Quindi metteva a libro paga politici e funzionari per assicurarsi che il flusso di denaro continuasse senza intoppi: da Giancarlo Galan, presidente della Regione veneto e ministro, a Patrizio Cuccioletta, ex presidente del Magistrato alle acque di Venezia, da Emilio Spaziante, ex generale della Guardia di Finanza, a Renato Chisso, assessore ai Trasporti del Veneto. Nessuno di costoro è finito in carcere. Tutte le pene detentive sono state sospese e lo Stato si è accontentato di confiscare una parte del maltolto: 2,6 milioni a Galan, 750.000 euro a Cuccioletta, 500.000 euro a Spaziante e 2 milioni a Chisso.

Il problema con le ricostruzioni giudiziarie delle vicende di corruzione, siano infime come i bonus dei deputati leghisti o assai lucrose e durevoli come nel caso di Venezia, è che non spiegano le origini profonde della corruzione, che è un fenomeno sistemico, non individuale.

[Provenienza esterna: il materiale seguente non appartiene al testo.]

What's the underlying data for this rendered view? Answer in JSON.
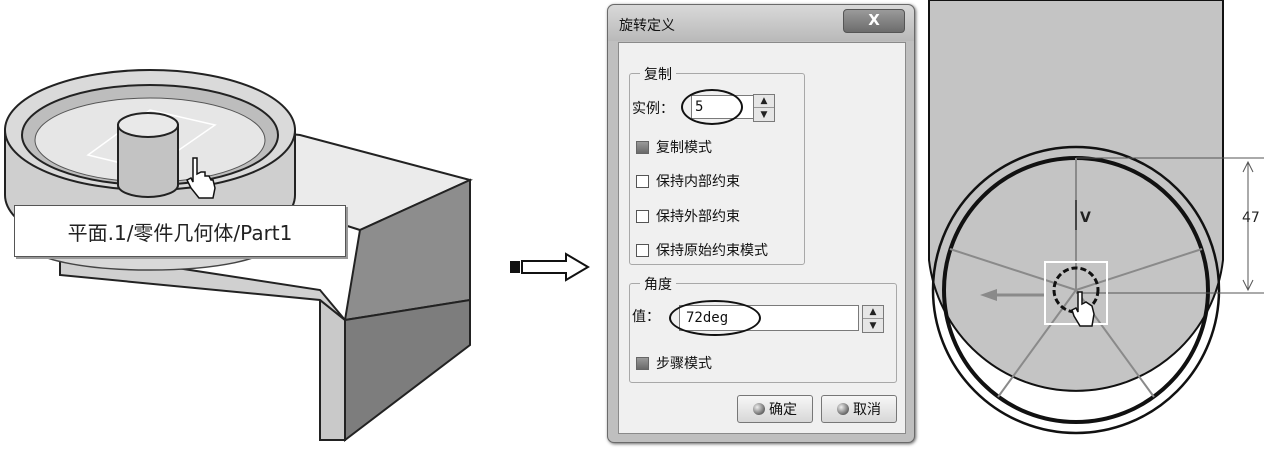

Come diceva un celebre gangster americano, lui rapinava le banche “perché i soldi stanno lì” e, nel caso degli stati moderni, i soldi stanno proprio lì, in quel 40-55% del prodotto interno lordo che costituito dalla spesa statale (dati Ocse 2019).

È più facile impadronirsi di una fetta degli stanziamenti per i camici destinati agli ospedali che progettare e commercializzare un nuovo camice adatto alla protezione contro il Covid-19. È più facile “privatizzare” beni pubblici esistenti che crearne di nuovi, come gli oligarchi russi hanno ampiamente dimostrato. Tutto questo era vero prima che l’epidemia facesse esplodere la spesa pubblica, quindi è prevedibile che la percentuale del Pil in qualche modo transitata per lo Stato nei prossimi anni risulterà ancora superiore.

Le Autorità anticorruzione e gli scandali di Ferragosto cambieranno ben poco finché resterà valida l’intuizione di Brecht che fondare una banca è assai più profittevole che rapinare una banca. Come rileva il sociologo tedesco Wolfgang Streeck nel suo libro How Will Capitalism End?, la corruzione sistemica genera però una demoralizzazione di massa e una delegittimazione del sistema politico che, a loro volta, producono nuovi comportamenti corruttivi, apatia politica e la tentazione di cercare soluzioni autoritarie. Il pericolo per la democrazia viene da qui.